Die Geschichte der Chemisierung in der Landwirtschaft
Bis zur Mitte des 18. Jahrhunderts war in Deutschland die Dreifelderwirtschaft weit verbreitet, die mit zunehmender Intensivierung der Landwirtschaft von den Feldern verschwand. Agrarreformen führten durch die Aufhebung der Leibeigenschaft und die Ordnung von Eigentumsverhältnissen zu einer Flurbereinigung. Ehemals gemeinschaftlich bewirtschaftete Flächen wurden nun Besitzern zugeordnet, die ihre Flächen durch Austausch und Zusammenlegung vergrößerten. Dies hatte Vorteile für die Bewirtschaftung, führte jedoch oftmals zum Verschwinden kleinteiliger Landschaftsstrukturen (Zirnstein 1996: 128).
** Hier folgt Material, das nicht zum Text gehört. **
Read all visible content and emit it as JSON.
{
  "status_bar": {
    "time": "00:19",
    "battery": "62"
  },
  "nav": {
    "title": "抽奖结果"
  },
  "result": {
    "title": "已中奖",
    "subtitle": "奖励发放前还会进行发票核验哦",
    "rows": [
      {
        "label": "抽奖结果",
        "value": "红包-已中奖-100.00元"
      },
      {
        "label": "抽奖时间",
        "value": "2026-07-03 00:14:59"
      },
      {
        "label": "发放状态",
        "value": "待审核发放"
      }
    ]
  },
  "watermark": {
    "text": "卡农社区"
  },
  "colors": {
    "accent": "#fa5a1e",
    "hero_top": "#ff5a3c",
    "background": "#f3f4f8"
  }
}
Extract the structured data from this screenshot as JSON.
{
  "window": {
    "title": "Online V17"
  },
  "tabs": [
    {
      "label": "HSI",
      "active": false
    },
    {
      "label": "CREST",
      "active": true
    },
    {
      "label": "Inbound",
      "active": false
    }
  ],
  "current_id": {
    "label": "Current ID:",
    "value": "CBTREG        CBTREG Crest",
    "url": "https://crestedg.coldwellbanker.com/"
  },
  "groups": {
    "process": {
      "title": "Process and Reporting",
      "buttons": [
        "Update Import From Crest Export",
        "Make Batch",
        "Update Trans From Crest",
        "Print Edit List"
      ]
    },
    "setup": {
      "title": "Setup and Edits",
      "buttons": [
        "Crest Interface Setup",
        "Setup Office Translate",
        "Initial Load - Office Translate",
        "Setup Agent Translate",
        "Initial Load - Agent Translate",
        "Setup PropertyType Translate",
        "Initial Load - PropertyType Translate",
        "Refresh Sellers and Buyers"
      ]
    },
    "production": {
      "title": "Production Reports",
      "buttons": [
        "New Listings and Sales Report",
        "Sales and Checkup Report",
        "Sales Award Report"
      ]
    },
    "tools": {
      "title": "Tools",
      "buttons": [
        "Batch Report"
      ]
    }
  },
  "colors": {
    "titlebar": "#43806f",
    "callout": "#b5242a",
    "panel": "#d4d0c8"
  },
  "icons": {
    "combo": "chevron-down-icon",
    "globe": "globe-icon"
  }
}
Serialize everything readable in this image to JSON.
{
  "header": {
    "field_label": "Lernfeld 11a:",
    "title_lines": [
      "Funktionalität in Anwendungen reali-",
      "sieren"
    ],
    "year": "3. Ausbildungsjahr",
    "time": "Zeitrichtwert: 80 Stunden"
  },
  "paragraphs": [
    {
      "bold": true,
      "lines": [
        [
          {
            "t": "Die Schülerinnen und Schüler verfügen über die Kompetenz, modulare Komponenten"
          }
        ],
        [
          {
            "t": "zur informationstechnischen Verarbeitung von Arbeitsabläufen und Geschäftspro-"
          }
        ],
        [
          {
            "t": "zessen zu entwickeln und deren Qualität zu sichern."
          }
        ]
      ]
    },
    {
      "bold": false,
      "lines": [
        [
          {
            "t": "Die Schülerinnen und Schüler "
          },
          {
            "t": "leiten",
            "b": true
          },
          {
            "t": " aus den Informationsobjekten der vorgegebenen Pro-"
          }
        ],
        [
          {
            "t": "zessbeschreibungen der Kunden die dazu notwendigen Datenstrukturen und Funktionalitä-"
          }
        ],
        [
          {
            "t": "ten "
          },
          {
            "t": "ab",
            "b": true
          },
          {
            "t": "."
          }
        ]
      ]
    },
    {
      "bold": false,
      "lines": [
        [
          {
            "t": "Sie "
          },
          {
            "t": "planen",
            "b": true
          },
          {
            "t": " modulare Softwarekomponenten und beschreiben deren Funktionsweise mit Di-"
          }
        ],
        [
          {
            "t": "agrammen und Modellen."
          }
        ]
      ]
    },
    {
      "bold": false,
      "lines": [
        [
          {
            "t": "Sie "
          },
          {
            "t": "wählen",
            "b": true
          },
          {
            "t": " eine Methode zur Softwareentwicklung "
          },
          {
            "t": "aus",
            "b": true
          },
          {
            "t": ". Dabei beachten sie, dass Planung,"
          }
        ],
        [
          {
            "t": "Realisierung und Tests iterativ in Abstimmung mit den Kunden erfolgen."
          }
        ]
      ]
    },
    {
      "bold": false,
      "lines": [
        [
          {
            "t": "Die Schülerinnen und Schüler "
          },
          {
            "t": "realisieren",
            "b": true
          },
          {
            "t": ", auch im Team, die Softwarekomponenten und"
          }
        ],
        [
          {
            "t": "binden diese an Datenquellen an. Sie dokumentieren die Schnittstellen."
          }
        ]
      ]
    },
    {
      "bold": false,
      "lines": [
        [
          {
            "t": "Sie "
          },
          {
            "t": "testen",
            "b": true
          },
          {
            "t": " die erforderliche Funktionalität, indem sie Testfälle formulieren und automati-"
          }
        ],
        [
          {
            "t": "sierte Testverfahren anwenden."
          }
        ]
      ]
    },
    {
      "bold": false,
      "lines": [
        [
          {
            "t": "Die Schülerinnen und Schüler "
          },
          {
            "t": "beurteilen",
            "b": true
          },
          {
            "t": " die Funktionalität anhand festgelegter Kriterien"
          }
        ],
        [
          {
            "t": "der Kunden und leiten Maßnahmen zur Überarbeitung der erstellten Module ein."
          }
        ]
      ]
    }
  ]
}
Die Nutzflächen wurden stetig erweitert und auch ungeeignete Flächen in Ackerland umgewandelt. Die Bodenbearbeitung und Bewirtschaftung der größeren Flächen wurden im Zuge der fortschreitenden Mechanisierung stetig einfacher. Immer häufiger wurden großflächig Monokulturen angebaut, die eine künstliche Zufuhr von Nährstoffen für die Pflanzen erforderten (Kohsiek 2002).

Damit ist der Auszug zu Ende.